First, are the “unionized” beggars who collaborate to stake out individual territories in the city. Walk unsuspectingly across the invisible boundary, and someone (usually female) rushes over to plead for a handout. Their routine is very polished, with all the anticipated “no” answers rebutted. On occasion they have a rent-a-baby to elicit more sympathy (or pity). The nagging is incessant because it works — sometimes. However, as soon as you leave their fief, they stop, and head back to find their next mark.

Next are the men (they’re always men, gender-based violence is widespread) standing at traffic lights with cardboard signs and cups for any coins that might come their way. This is usually where the White beggars are seen (White unemployment is around 8% in South Africa).
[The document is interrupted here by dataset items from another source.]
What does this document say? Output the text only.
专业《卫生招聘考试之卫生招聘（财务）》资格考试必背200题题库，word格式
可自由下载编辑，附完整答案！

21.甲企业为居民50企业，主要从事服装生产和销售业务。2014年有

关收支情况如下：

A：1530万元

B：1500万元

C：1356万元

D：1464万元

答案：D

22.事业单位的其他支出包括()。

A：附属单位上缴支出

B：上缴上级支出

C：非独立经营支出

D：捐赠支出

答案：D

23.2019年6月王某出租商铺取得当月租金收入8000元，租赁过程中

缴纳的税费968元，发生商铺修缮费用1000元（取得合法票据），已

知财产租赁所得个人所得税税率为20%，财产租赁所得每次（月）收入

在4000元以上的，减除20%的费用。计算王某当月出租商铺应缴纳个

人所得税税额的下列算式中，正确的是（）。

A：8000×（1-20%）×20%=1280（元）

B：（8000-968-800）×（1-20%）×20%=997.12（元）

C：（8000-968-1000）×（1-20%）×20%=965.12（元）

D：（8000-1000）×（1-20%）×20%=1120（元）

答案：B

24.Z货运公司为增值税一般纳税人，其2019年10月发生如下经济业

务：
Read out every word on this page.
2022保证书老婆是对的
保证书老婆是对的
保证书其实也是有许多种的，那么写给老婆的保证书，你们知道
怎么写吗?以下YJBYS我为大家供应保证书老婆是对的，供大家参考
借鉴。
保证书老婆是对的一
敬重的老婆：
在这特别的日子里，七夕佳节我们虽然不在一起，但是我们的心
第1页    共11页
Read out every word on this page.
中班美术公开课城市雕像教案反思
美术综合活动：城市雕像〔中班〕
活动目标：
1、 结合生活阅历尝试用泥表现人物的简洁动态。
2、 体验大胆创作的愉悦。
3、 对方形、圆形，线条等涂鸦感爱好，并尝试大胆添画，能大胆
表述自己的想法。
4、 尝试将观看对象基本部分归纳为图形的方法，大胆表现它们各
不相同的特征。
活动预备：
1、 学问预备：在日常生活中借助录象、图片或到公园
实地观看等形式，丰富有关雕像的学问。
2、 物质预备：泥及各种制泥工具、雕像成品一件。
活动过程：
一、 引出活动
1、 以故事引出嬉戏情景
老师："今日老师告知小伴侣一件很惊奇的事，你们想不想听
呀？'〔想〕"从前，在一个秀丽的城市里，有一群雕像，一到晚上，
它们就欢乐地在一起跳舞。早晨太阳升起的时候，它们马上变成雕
Third, there are those huddled beneath an old cloth that once might have been a blanket.  Often they are next to a shop’s doorway. They may not even have a cup for coins or cash. All of them look in pretty bad shape.

The last group are the transients. Every night, they search all the trash cans for

anything to eat, or drink, or sell, or wear. These are the ones with 2 pair of pants on so the holes in one pair are offset by the holes in the other.  One 2-pants fellow was also wearing one shoe and one flip-flop. Many have a dazed look as they scrounge through the trash.

The issues facing these four groups are complex and solutions are similarly complex. Stable countries with strong economies tend not to have much emigration, so helping countries stabilize and grow would be a win-win for both people and countries. But that’s a heavy lift over a longer term.  Providing social services – health care, housing assistance, feeding programs, job training – is resource-intensive, in terms of both people and money.

The word we haven’t mentioned yet is corruption. In the government, the state-owned utilities, and political parties, the C-word is the expected response when you interact with them. Eskom has been accused of having organized gangs inside the company siphon off vast sums. Bloated payrolls, ‘lost’ money, and huge cost overruns contribute to the nation’s ineffectiveness in dealing with the self-reinforcing problems of unemployment, poverty, and crime. I don’t know how the society keeps itself together with the magnitudes of these problems. That’s one reason the church is trying to set up an employment agency, something you’d think was a natural government function.

But, as Franklin Roosevelt said, “One thing is sure. We have to do something. We have to do the best we know how at the moment… If it doesn’t turn out right, we can modify it as we go along.”